A discussion with author Dale Carpenter, the Earl R. Larson Professor of Civil Rights and Civil Liberties Law at the University of Minnesota Law School.
“A real-life detective story that reveals the drama behind the scenes of a great Supreme Court victory for human rights.”
No one could have predicted that the night of September 17, 1998, would be anything but routine in Houston, Texas. Even the call to police that a black man was “going crazy with a gun” was hardly unusual in this urban setting. Nobody could have imagined that the arrest of two men for a minor criminal offense would reverberate in American constitutional law, exposing a deep malignity in our judicial system and challenging the traditional conception of what makes a family. Indeed, when Harris County sheriff’s deputies entered the second-floor apartment, there was no gun. Instead, they reported that they had walked in on John Lawrence and Tyron Garner having sex in Lawrence’s bedroom.
So begins Dale Carpenter’s “gripping and brilliantly researched” Flagrant Conduct, a work nine years in the making that transforms our understanding of what we thought we knew about Lawrence v. Texas, the landmark Supreme Court decision of 2003 that invalidated America’s sodomy laws. Drawing on dozens of interviews, Carpenter has taken on the “gargantuan” task of extracting the truth about the case, analyzing the claims of virtually every person involved.

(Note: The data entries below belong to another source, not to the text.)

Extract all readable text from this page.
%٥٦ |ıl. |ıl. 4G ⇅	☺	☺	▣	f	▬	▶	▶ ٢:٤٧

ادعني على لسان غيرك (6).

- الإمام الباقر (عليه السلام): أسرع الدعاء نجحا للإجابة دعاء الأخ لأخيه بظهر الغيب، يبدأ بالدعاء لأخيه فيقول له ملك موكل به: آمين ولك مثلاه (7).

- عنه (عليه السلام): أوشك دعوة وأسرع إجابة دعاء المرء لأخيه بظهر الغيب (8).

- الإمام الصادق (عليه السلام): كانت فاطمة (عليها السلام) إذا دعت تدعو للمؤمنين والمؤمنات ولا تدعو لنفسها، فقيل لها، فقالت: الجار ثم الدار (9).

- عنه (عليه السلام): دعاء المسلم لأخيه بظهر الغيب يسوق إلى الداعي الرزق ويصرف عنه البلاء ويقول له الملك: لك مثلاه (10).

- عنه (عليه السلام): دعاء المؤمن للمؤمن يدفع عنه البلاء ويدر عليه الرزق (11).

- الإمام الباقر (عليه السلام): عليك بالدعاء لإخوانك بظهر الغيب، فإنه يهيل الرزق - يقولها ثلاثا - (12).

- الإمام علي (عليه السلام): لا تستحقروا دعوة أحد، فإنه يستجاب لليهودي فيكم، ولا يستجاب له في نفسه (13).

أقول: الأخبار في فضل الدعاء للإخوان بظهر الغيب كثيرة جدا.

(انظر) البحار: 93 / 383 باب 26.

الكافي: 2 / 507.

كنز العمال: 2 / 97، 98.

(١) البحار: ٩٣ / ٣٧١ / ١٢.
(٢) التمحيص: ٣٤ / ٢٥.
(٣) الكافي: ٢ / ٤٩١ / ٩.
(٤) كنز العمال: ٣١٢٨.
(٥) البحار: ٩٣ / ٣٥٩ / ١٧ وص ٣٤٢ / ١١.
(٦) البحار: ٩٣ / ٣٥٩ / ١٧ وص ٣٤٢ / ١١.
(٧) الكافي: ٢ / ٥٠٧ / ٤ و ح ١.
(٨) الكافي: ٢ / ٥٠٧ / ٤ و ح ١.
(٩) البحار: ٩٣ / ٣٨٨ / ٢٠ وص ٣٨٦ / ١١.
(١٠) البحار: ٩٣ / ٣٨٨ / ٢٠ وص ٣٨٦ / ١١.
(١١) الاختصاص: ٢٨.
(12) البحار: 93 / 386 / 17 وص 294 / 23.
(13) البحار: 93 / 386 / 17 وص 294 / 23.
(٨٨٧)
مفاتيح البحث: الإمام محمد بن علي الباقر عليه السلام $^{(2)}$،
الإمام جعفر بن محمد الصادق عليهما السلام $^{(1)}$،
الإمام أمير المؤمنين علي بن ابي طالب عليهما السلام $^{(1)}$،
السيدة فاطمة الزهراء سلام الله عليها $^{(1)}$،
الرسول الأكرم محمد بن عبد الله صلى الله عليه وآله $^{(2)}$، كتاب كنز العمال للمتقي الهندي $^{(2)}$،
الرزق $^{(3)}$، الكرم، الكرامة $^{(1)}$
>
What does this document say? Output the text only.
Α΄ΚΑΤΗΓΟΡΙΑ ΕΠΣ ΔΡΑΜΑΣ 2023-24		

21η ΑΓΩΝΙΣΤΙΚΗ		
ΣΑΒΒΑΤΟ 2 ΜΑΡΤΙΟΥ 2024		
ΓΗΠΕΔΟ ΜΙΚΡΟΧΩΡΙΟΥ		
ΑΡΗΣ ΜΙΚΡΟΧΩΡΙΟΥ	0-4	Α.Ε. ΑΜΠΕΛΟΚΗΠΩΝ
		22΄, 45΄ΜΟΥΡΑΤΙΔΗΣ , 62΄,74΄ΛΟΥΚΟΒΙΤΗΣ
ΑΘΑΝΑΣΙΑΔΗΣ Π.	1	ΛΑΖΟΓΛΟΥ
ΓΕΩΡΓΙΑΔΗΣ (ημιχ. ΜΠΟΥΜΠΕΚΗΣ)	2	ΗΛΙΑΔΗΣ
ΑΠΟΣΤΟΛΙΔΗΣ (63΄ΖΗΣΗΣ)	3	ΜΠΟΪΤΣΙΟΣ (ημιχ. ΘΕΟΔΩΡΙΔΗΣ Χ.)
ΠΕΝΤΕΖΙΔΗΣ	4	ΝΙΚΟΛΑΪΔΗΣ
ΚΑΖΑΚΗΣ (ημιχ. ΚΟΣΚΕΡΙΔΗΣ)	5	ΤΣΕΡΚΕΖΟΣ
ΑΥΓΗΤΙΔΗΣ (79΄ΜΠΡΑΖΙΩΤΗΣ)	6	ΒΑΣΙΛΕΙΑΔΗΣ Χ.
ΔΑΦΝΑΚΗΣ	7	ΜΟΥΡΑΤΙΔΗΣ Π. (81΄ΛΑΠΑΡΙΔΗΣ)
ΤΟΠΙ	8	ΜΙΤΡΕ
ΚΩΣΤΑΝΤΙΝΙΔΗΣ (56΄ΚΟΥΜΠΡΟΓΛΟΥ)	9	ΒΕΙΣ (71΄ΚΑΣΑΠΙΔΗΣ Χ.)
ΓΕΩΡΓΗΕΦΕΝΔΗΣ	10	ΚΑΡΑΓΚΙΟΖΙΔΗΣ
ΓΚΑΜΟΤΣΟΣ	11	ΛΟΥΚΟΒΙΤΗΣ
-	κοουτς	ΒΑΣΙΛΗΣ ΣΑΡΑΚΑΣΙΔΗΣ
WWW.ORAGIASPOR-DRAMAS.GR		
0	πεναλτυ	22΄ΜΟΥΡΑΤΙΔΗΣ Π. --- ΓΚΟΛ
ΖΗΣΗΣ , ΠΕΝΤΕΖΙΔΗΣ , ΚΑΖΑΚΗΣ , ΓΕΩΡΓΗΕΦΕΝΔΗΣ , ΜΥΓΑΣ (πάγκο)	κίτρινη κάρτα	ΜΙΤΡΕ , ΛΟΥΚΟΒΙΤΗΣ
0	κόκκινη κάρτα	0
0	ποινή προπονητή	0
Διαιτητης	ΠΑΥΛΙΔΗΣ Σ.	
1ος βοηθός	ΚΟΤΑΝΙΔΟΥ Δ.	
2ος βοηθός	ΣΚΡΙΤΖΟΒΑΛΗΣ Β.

Carpenter first introduces us to the interracial defendants themselves, who were hardly prepared “for the strike of lightning” that would upend their lives, and then to the Harris County arresting officers, including a sheriff’s deputy who claimed he had “looked eye to eye” in the faces of the men as they allegedly fornicated. Carpenter skillfully navigates Houston’s complex gay world of the late 1990s, where a group of activists and court officers, some of them closeted themselves, refused to bury what initially seemed to be a minor arrest.
The author charts not only the careful legal strategy that Lambda Legal attorneys adopted to make the case compatible to a conservative Supreme Court but also the miscalculations of the Houston prosecutors who assumed that the nation’s extant sodomy laws would be upheld. Masterfully reenacting the arguments that riveted spectators and Justices alike in 2003, Flagrant Conduct then reaches a point where legal history becomes literature, animating a Supreme Court decision as few writers have done.
In situating Lawrence v. Texas within the larger framework of America’s four-century persecution of gay men and lesbians, Flagrant Conduct compellingly demonstrates that gay history is an integral part of our national civil rights story.